Warner, he said, is reaching out to other major media companies to negotiate how royalties from YouTube will be split in cases where more than one song or video program is included on one clip.
Still, Zubillaga said, dealing with YouTube "is not the typical situation we run into every day" because the company has not thought through many of the issues raised by its business. "Part of what we are doing is working with them to figure out what their business model can be," he said.
Now 29, Hurley was a graphic designer at PayPal, the money transfer system. After it was acquired by eBay, he and Steve Chen, a former PayPal engineer, were looking for a new company to start. They decided to make a site that would help users exchange video files, much as many sites had been created to hold photographs.
Hurley found a backer in Roelof Botha, the former chief financial officer of PayPal and now a partner with Sequoia Capital, the powerful Silicon Valley venture capital firm that had backed Yahoo, Google and others. Sequoia is betting so heavily on YouTube that it has provided all of the company's financing so far, rather than bringing in other firms, as is common.
This was hardly a unique idea. There are several hundred video-sharing sites. But YouTube took off quickly. Its technology was simple and easy to use. In addition, it tapped into the rapid growth of MySpace. YouTube had developed a system that would allow anyone to insert a video directly onto a Web page. MySpace users leapt on this technology to show videos to their friends, and in turn they spread the YouTube logo throughout MySpace.

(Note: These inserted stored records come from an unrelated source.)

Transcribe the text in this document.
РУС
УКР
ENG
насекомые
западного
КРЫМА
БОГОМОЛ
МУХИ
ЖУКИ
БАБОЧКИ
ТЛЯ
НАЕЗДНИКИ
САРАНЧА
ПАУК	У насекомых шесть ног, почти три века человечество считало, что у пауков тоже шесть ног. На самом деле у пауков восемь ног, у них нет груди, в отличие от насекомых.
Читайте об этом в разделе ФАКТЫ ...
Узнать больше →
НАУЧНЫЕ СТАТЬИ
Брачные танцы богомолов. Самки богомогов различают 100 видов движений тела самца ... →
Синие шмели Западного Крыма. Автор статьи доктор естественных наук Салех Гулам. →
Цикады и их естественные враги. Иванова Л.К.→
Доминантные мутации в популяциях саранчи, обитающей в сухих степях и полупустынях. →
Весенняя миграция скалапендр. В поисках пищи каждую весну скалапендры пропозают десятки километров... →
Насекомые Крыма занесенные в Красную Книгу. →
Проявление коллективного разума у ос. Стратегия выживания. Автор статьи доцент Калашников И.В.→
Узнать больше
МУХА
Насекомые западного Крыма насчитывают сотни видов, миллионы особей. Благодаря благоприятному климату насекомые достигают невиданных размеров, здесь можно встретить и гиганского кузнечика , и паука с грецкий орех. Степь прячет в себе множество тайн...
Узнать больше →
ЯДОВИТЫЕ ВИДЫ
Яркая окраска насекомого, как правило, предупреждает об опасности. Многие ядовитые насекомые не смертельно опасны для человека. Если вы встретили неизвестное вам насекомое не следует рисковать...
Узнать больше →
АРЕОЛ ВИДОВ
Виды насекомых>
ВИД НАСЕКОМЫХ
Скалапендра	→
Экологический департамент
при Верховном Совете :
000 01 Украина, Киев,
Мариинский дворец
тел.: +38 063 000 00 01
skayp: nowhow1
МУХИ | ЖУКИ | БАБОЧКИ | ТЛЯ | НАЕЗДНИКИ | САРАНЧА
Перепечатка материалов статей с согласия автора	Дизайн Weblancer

YouTube gained a lot of notoriety as the place where users traded copies of "Lazy Sunday," a sketch that had appeared on Saturday Night Live that became a cult hit. And much of the activity on the site is watching clips from The Daily Show, The Colbert Report and other broadcast programs.
YouTube is relying on the Digital Millennium Copyright Act, which in general does not require Internet companies to screen material they store in advance. Rather, the law says Web sites must remove content when a copyright holder informs them of a violation.
But there are many who wonder how safe YouTube's position is. The Supreme Court ruled in the MGM v Grokster case that music file-sharing systems could be held liable for inducing users to violate copyrights.
That said, many other mainstream sites, like MySpace and Yahoo, also post videos without trying to screen out copyrighted material.